Machine guns are illegal in Illinois and anyone caught with them could face three to seven years in prison. Sentencing guidelines vary, with recommendations between six and 30 years if the weapon is found loaded or in a vehicle.
Authorities said Sikanich arranged to sell an MP-40 fully automatic machine gun to an undercover ATF agent while on the job. ATF officers staking out the prearranged meeting spot saw Sikanich arrive in a City Streets and Sanitation Department vehicle, the attorney general’s office previously said.
A later review of Sikanich’s city timesheets showed he was clocked in when he allegedly tried to sell the gun, the attorney general’s office said. During the meeting, Sikanich said “he would ask his mother to complete the illegal transaction, as he hoped to avoid complications” at his job as a ward, according to the attorney general’s office.
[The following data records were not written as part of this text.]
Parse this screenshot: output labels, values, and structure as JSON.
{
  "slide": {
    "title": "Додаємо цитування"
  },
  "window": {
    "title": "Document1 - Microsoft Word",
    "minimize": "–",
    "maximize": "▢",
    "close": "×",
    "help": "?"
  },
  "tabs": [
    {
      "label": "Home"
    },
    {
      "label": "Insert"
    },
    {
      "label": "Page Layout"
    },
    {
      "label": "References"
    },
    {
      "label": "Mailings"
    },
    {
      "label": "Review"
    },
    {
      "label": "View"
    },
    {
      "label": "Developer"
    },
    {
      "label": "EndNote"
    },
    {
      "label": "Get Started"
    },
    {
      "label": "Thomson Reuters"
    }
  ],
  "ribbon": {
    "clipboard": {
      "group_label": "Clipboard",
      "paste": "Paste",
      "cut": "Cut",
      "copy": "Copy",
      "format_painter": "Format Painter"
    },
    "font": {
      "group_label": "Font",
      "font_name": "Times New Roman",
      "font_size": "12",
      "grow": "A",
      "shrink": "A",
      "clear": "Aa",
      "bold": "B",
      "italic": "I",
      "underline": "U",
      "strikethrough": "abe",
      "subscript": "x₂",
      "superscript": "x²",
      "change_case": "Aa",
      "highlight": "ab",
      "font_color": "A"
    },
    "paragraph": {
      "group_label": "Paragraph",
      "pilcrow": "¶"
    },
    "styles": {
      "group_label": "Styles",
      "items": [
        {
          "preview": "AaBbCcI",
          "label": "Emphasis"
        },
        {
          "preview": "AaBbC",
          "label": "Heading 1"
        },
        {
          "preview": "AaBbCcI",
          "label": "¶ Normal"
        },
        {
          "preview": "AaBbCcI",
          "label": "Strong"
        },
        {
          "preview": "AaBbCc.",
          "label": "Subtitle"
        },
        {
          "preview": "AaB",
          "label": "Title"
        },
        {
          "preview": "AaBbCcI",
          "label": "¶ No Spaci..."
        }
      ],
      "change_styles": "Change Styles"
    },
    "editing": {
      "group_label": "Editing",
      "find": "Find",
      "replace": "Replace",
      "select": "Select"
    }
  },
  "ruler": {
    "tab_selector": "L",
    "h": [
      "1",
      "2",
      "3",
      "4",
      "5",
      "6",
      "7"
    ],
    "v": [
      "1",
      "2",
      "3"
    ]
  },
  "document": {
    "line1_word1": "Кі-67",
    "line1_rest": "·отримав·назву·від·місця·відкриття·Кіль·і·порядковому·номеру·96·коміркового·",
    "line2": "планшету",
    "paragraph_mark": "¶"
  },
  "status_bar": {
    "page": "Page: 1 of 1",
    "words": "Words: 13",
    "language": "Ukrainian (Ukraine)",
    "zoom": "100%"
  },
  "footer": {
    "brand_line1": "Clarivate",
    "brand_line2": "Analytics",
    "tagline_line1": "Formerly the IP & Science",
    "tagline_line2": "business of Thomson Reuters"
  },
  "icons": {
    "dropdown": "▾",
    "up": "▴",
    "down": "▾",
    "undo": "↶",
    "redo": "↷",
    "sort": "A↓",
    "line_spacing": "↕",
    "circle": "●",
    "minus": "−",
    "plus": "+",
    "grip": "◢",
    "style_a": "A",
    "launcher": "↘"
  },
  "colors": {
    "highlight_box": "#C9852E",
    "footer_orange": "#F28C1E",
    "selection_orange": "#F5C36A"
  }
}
The investigation is ongoing and is currently undergoing a preliminary process before going to court, according to documents filed earlier this month in the Circuit Court of Cook County.
Sikanich, his attorney James P. McKay, Jr. and Gardiner’s office did not immediately respond to a request for comment.
Sikanich is also involved in other lawsuits. In one case, Sikanich is accused of having his mother, who works for the clerk of the Cook County Circuit Court, extract old police records in a revenge plot against an Irving Park resident who is a harsh criticism of Gardiner.
Gardiner reportedly planned to release the documents, according to the lawsuit and text messages between him and a former staffer.
This matter was referred to the Office of the Inspector General of the Circuit Court Clerk.
Sikanich and Gardiner are being sued in federal court by Benjamin George, a former resident of the 45th Precinct. George claims the duo and seven police officers falsely accused him of a crime, harassed him and had him arrested for a lost cellphone.
Earlier this year, a judge ruled the case was moving forward despite efforts by Gardiner’s attorney to have the case dismissed.